Depends on how hot your girl is. If she's smokin', you can bet your a$$ that if the opportunity ever came up, that guy would jump on it faster than lightning. The girl, however, is less likely to do that, but as I said, their history will tell you most of it.
I've been on both sides before. I've been the BF with the girl who has a close guy "friend" and there was supposedly nothing going on. But at the same time, my girl was not some super-hot model to the point where any guy would jump on her. This was my very first GF, so I was pretty much getting started with the whole relationship thing, so I didn't really care anyways. I sort of knew we wouldn't last super long, it was just for experience. Anyways, back then I was not too comfortable with this guy around, and it led to some disputes. No longer is that sort of thing happening, but you get smarter with age.

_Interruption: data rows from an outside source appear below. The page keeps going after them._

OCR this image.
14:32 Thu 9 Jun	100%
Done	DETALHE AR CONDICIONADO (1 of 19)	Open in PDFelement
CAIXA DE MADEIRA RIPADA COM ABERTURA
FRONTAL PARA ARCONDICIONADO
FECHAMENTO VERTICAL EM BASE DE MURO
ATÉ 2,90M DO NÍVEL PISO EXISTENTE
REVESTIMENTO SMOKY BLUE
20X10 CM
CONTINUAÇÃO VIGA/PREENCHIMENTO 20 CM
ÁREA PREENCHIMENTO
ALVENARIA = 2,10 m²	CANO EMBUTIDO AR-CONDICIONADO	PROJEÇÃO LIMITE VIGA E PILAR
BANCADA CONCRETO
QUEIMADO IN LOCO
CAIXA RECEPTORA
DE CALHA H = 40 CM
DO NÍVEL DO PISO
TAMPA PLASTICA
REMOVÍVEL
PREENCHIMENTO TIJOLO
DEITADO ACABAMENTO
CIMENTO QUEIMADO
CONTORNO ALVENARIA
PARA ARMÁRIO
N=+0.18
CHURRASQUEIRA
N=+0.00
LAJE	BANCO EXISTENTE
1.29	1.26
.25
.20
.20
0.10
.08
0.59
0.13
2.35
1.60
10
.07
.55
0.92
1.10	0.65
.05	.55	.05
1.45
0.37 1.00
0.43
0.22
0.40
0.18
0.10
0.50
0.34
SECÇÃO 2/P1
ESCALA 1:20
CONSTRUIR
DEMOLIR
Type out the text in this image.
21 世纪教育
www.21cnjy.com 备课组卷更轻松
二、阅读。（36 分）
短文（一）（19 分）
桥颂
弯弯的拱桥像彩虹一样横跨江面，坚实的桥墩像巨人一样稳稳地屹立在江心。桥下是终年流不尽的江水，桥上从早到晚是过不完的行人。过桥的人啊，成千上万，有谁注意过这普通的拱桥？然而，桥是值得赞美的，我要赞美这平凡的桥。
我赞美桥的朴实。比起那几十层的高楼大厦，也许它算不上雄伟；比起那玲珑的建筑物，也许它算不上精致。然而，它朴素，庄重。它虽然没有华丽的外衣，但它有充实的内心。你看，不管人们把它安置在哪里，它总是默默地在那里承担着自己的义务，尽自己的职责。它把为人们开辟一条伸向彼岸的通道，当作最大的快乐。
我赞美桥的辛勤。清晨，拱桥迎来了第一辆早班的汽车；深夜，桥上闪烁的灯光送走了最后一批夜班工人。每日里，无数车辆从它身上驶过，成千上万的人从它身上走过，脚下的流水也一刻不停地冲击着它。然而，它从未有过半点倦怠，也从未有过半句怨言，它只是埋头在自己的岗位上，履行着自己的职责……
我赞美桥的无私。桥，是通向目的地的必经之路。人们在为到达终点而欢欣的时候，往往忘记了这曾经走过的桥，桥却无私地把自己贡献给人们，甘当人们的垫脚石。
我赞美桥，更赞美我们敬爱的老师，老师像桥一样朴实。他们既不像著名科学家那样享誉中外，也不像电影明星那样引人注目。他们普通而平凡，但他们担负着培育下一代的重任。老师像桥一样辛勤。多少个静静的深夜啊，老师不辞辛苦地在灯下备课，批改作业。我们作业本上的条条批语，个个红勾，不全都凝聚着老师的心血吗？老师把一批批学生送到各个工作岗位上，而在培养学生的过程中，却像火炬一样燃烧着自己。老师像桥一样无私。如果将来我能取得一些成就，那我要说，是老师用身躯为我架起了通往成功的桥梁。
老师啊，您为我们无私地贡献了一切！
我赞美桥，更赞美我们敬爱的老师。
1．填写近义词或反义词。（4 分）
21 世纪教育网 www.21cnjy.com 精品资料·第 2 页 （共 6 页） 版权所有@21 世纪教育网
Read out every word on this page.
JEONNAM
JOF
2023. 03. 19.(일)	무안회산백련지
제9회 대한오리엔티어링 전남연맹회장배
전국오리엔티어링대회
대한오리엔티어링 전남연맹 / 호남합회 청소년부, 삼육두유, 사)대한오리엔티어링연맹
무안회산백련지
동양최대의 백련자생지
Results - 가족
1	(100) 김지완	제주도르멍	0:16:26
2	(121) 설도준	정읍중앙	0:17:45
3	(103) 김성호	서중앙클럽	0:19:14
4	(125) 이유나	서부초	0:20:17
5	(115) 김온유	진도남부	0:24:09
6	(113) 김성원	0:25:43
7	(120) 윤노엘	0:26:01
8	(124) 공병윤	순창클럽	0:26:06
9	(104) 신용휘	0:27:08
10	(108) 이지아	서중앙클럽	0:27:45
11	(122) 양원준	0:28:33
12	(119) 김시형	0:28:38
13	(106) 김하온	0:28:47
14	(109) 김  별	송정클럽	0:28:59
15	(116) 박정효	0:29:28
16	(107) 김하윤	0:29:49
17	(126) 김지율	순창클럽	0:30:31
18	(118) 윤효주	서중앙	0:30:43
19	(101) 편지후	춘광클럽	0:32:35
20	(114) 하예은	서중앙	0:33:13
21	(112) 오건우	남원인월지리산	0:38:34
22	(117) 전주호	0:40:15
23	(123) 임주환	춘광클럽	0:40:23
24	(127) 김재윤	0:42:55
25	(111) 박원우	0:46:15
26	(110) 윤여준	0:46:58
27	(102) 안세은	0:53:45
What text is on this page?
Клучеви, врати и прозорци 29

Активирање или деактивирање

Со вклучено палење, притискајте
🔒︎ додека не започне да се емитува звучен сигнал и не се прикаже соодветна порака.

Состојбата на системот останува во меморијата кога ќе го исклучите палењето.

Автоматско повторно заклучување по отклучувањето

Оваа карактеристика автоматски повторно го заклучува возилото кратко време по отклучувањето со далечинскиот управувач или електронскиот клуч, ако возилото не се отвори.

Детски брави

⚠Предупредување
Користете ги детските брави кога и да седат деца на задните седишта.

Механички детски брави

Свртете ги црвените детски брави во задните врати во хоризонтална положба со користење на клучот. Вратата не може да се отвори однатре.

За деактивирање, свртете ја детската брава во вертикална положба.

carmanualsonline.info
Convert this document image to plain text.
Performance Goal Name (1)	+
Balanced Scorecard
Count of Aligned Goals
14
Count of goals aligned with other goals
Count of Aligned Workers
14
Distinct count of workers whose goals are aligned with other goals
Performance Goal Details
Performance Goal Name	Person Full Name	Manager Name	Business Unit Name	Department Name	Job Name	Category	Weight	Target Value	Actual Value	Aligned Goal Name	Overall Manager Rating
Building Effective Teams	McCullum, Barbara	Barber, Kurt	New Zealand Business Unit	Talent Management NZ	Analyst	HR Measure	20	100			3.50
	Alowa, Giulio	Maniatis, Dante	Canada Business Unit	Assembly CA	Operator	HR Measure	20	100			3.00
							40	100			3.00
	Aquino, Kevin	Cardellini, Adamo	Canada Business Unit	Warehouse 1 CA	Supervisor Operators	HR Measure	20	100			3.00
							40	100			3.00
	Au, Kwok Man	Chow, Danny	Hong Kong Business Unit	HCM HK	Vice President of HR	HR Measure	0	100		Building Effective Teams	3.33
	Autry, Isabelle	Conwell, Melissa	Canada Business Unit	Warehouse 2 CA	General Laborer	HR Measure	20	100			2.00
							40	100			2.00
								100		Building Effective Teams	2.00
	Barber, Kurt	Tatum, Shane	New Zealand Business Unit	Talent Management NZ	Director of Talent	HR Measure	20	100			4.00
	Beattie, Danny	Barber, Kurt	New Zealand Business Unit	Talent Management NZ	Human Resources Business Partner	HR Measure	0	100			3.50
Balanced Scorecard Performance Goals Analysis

On the flip side, I've also been the guy who the girl is friends with, and the jealous BF gets all ticked about. This is more fun
heh heh. Well, anyways, I'd say in general, there is not a lot to worry about, so long as the guy respects the boundaries. If he's playing your girl and actually pulling moves on her, then maybe start worrying a bit. The reason for this is that it may come down to the point where the guy actually makes the girl see what she's missing out on and she'll start re-assessing your relationship with her and start comparing the two. That will make your life more difficult because you'll be thrown into the inevitable position of having to either step up to the challenge and give her a reason to stay with you, or else risk losing her. I know you don't want to hear this, but it's the truth.
I know a girl now who I am STRICTLY friends with. There was never any attraction between us, and if anything, it was her attracted to me. She has a BF and they've been together for like 5 months. She tells me how she met this other guy who's everything she wants, and she's just so confused as to whether she should stay with the BF.
The worst part for the BF is that she's actually to the point where she's finding reasons to justify NOT staying with him. That's rough. I'm sort of acting as the emotional tampon, which is easy because I'm not interested in this girl at all. It's quite an eye-opening experience, and goes to show you that don't believe this friendzone stuff is going to be some absolute BUFFER to her getting with the guy. Anyone who thinks that anything is absolute in this case had better take their blinders off. Relationships are ever-changing creatures. You have to always stay on your toes, that's why you need to make sure you can spend the time before you get into one.